However, understanding the data, skills, and career pathways in cybersecurity still isn’t enough.  The real key is to build a new approach around education, training, and certifications that fits this new paradigm.  Here at CyberVista, we are actively working to determine the training and education pathways that map to the reality of the evolving cybersecurity profession as well as continuing to emphasize the importance of demonstrating real knowledge through certifications.  

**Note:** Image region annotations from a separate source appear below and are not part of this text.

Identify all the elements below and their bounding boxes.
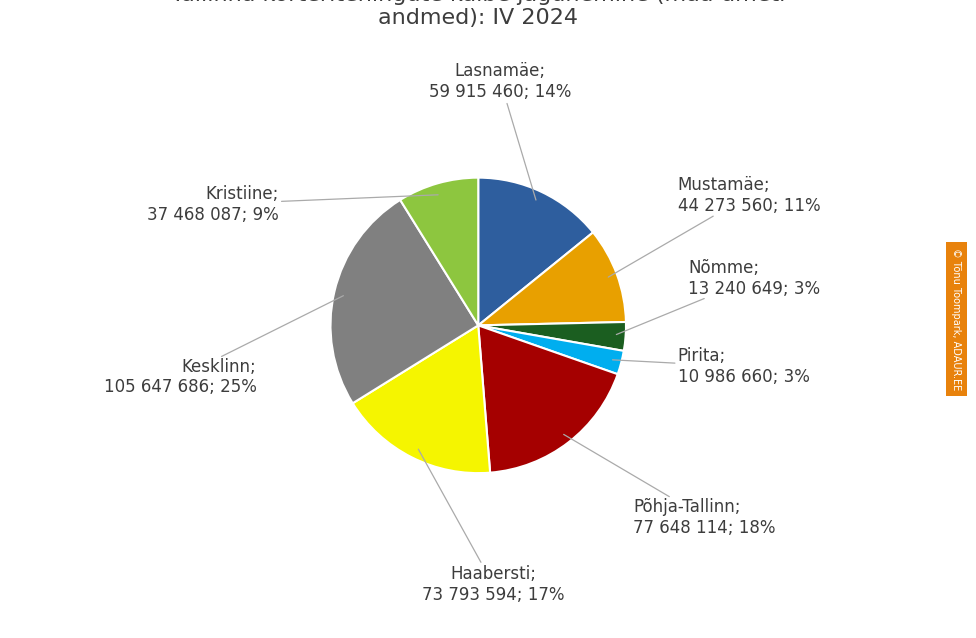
Wedge shape [478,325,618,473]
Wedge shape [478,325,624,375]
Text: Haabersti;
73 793 594; 17%: Haabersti; 73 793 594; 17% [419,449,564,604]
Wedge shape [400,177,478,325]
Wedge shape [352,325,490,473]
Text: Kesklinn;
105 647 686; 25%: Kesklinn; 105 647 686; 25% [103,295,344,396]
Text: Põhja-Tallinn;
77 648 114; 18%: Põhja-Tallinn; 77 648 114; 18% [564,434,776,537]
Wedge shape [331,200,478,403]
Text: Nõmme;
13 240 649; 3%: Nõmme; 13 240 649; 3% [617,258,820,334]
Wedge shape [478,232,626,325]
Wedge shape [478,177,593,325]
Text: Pirita;
10 986 660; 3%: Pirita; 10 986 660; 3% [613,347,809,386]
Text: Lasnamäe;
59 915 460; 14%: Lasnamäe; 59 915 460; 14% [429,62,572,200]
Text: © Tõnu Toompark, ADAUR.EE: © Tõnu Toompark, ADAUR.EE [952,248,961,390]
Wedge shape [478,322,626,351]
Title: Tallinna korteritehingute käibe jagunemine (maa-ameti
andmed): IV 2024: Tallinna korteritehingute käibe jagunemi… [171,0,786,28]
Text: Kristiine;
37 468 087; 9%: Kristiine; 37 468 087; 9% [147,185,438,224]
Text: Mustamäe;
44 273 560; 11%: Mustamäe; 44 273 560; 11% [608,176,820,277]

The result is an educational approach that systematically reinforces knowledge every step of the way.  This establishes a broader career education model for job training that focuses on the foundational skills candidates need to enter the cybersecurity profession while simultaneously identifying the specialized skills needed for particular job roles.  It also provides a unique perspective to employers seeking to fill some of their most challenging positions because it focuses on quickly identifying the skills that make those roles unique.  Moving to this new paradigm opens up multiple opportunities to either upskill current staff or hire staff with non-traditional, non-computer science backgrounds.

Reconciling the New Paradigm with the Old

The beauty of creating a career and training path based on skills is that it can coexist with today’s most popular certifications.  By focusing on a knowledge-based approach to training, whether in furtherance of a particular job role or in pursuance of a highly sought certification, both the workforce and its employers win.  By mapping existing certifications with the actual skills that must be performed on the job, employers can begin to have greater confidence in the candidates they screen and candidates can more confidently demonstrate their qualifications (and learning potential!) for some of today’s and tomorrow’s most important cybersecurity jobs.